Oh no. He noticed me noticing him. And now he's sliding his foot underneath me to tickle my butt with his toes. Wait. Nope. Just had cold feet. Oh my God, has my butt gotten so big that he's using it for insulation now?

Diet. Starts. Tomorrow.

Okay. It's dinner time. I'm thinking of ordering up popcorn from the hotel kitchen. Yes, I sometimes eat popcorn for meals. Don't judge. I wonder what their biggest size is. Maybe a tub? A barrel?

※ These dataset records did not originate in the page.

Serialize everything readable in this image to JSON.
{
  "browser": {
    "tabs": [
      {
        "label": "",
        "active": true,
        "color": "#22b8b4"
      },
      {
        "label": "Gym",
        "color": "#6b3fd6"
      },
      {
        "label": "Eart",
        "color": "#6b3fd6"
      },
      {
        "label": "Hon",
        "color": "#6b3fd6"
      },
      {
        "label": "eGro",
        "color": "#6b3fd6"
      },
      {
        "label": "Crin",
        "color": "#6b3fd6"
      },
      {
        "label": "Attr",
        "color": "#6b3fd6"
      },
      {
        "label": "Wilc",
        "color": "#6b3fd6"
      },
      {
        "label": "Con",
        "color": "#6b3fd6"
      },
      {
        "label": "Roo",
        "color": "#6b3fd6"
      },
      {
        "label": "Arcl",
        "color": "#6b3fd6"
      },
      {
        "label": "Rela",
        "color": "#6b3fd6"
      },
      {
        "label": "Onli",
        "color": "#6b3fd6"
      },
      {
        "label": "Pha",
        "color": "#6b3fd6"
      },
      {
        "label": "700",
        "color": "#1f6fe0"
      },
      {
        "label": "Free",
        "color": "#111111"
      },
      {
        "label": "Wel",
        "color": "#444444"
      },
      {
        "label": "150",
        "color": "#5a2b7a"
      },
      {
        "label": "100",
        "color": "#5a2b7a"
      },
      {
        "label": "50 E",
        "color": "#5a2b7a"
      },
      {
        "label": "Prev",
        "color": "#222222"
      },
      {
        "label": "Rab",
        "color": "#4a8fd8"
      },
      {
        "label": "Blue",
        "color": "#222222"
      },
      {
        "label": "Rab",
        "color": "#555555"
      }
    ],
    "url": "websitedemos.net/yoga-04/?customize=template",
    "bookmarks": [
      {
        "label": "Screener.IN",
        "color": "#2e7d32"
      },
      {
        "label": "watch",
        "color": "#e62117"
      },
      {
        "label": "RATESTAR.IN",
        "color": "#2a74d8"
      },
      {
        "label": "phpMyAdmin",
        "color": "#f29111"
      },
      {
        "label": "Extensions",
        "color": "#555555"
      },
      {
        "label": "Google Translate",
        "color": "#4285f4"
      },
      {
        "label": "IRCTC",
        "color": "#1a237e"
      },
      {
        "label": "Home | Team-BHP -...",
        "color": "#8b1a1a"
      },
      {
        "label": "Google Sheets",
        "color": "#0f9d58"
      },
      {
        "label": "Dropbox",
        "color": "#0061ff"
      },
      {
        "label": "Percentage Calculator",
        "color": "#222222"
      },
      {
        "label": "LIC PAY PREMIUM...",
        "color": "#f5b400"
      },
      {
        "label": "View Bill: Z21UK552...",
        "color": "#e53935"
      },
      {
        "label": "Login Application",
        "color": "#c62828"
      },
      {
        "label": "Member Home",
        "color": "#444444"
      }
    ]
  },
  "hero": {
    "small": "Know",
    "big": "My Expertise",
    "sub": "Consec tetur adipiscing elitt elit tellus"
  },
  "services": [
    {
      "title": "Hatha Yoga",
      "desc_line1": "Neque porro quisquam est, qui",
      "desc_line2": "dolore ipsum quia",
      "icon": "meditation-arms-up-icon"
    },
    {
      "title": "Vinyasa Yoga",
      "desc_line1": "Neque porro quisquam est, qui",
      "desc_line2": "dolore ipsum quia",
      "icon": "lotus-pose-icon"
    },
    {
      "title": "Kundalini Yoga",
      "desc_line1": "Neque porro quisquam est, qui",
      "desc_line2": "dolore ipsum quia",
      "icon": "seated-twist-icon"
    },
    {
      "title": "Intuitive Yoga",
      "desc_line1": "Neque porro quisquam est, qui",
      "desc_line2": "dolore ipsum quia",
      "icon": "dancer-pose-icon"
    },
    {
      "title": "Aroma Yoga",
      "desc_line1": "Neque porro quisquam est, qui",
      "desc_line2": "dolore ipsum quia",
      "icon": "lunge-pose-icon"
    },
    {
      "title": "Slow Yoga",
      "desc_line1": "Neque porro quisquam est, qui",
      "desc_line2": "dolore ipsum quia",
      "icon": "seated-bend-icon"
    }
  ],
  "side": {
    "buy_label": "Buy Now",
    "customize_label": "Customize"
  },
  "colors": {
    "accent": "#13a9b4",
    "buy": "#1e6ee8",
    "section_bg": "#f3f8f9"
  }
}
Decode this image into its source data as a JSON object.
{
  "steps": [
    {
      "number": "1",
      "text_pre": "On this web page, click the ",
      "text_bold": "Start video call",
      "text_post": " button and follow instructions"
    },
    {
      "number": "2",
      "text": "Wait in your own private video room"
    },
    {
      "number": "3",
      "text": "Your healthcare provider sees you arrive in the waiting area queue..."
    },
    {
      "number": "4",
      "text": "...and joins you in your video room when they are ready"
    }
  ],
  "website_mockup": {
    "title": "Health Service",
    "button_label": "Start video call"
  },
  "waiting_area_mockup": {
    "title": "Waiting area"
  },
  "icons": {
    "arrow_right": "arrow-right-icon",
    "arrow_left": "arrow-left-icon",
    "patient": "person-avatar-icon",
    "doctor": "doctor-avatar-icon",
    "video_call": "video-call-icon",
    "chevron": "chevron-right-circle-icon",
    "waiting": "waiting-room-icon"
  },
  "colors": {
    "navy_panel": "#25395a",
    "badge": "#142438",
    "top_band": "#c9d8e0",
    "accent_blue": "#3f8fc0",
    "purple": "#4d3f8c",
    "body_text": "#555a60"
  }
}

Good night, journal. I will talk to you soon. Thanks for letting me vent to you, even when I mistreat your pages with my rage.

Love,
Zo


________________

April 21, 1988

I can't sleep.

Which is maddening, because I'm absolutely exhausted. Not even halfway through the tour yet and I'm already dreaming of our own bed back home. Zo is sleeping next to me at my side. She's snoring a little, which I always think is so cute. It's not ugly snoring, like the kind my brothers do/did. Just a sweet little wheezing. Now, thinking of it, I think that might have where my insomnia problems all started. Not being able to sleep because of Jermaine or Jackie's loud pig snoring. (Or them treating a groupie to a "one night only" show, even though Marlon and I were in the bed just 10 feet away.) Speaking of pigs...I wonder how Sophie is doing. She's so big now, it's funny. Not as big as a regular hog, but big for her. Zoey was whining before we left for tour because none of Sophie's outfits fit her no more. Just as well—shouldn't be dressing up a pig anyways.

What day is it?

They all blend in now. Mondays into Tuesdays Tuesday into Wednesdays.